F2LLM-4B ranks 2nd among models of similar size and 7th overall on the MTEB leaderboard, despite being trained on orders of magnitude less data than most competitors.
F2LLM-1.7B achieves the highest score among all models in the 1B–2B parameter range.
F2LLM-0.6B is 2nd among sub-1B models.
Clustering performance is particularly strong, with F2LLM-4B setting a new record (68.54) among all models.
The models achieve a favorable trade-off between performance, data efficiency, and model size, as visualized in Figure 1.

Practical and Theoretical Implications

F2LLM demonstrates that SOTA embedding performance is attainable without reliance on synthetic data or complex multi-stage pipelines.
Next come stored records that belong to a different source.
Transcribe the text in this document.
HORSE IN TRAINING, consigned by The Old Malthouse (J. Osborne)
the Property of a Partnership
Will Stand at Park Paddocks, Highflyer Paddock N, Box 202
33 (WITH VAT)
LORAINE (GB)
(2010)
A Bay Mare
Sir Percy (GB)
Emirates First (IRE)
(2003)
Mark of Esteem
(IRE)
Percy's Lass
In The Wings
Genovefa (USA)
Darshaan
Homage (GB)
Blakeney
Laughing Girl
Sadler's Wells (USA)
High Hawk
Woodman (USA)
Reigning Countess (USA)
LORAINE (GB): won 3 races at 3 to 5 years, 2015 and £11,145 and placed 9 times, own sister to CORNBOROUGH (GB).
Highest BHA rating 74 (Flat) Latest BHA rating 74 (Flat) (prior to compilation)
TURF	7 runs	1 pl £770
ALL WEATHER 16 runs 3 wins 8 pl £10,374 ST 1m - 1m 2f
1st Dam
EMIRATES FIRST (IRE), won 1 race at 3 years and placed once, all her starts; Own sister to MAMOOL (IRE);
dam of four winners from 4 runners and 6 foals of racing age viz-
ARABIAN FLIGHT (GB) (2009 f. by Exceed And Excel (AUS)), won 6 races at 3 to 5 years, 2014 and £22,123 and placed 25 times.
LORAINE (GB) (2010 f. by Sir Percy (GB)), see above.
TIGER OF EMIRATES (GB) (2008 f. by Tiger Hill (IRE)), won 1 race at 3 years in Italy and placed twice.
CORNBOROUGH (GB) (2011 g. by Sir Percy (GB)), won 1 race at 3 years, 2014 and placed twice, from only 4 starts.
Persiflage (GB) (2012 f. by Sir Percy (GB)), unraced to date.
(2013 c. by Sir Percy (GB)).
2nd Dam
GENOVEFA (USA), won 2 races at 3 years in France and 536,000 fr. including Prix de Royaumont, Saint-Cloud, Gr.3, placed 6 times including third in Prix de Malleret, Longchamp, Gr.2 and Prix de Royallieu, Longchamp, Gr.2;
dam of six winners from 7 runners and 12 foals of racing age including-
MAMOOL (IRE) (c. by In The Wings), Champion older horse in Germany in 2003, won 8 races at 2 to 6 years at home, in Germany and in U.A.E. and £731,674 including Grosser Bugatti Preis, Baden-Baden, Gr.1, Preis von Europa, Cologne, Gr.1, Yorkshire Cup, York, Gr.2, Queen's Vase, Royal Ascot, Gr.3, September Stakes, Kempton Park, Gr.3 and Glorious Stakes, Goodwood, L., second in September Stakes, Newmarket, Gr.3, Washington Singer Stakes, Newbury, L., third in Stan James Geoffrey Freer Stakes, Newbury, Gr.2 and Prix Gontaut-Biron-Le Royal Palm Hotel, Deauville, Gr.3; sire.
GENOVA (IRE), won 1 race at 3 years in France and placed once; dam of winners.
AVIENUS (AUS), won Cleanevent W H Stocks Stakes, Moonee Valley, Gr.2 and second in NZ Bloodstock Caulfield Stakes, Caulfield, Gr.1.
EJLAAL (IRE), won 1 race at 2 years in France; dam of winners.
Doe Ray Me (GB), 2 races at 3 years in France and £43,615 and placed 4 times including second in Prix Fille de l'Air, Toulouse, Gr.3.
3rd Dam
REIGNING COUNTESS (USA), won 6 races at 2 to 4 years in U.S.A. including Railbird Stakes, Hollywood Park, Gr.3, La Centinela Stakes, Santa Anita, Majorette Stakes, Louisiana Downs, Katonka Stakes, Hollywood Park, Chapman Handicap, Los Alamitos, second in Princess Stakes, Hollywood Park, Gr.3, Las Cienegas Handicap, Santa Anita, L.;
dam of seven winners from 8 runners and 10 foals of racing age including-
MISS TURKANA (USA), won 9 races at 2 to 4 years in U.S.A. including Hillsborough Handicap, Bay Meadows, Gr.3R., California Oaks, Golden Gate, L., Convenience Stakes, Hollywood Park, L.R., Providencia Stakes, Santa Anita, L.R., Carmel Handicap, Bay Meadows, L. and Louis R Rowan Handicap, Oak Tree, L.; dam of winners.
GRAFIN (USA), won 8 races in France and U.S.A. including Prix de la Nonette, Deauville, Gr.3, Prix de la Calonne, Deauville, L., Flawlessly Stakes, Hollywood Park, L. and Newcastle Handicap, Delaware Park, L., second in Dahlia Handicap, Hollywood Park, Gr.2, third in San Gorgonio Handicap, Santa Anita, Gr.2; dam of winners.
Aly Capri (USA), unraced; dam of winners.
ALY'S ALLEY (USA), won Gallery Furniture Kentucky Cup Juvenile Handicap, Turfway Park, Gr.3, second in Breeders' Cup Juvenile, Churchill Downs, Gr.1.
This has several implications:

Reproducibility: The full release of data, code, and models enables rigorous benchmarking and fair comparison in future research.
Accessibility: The 1.7B and 0.6B models provide strong performance for resource-constrained environments, broadening the applicability of high-quality embeddings.
Data Efficiency: The results challenge the prevailing assumption that massive synthetic datasets are necessary for SOTA performance, suggesting that careful curation and hard negative mining from open data can suffice.
Simplicity: The single-stage finetuning approach reduces engineering complexity and training cost, making it easier to adapt or extend the models for new domains or languages.

Future Directions

The F2LLM approach opens several avenues for further research:

Multilingual and cross-lingual extensions: Applying the same methodology to non-English or multilingual datasets.
Domain adaptation: Investigating the transferability of F2LLM embeddings to specialized domains (e.g., biomedical, legal).
Instruction tuning: Exploring more sophisticated instruction engineering or dynamic task conditioning to further improve multitask generalization.
Scaling laws: Systematic study of the relationship between data quality, data quantity, and model size in embedding performance.

Conclusion

F2LLM establishes a new paradigm for efficient, reproducible, and high-performing embedding models by leveraging only open-source, non-synthetic data and a streamlined training pipeline. The strong empirical results, especially in clustering and across model sizes, underscore the viability of this approach as a robust baseline for future embedding research and deployment. The full release of models, data, and code will facilitate further advances in the field and promote more transparent and accessible development of embedding technologies.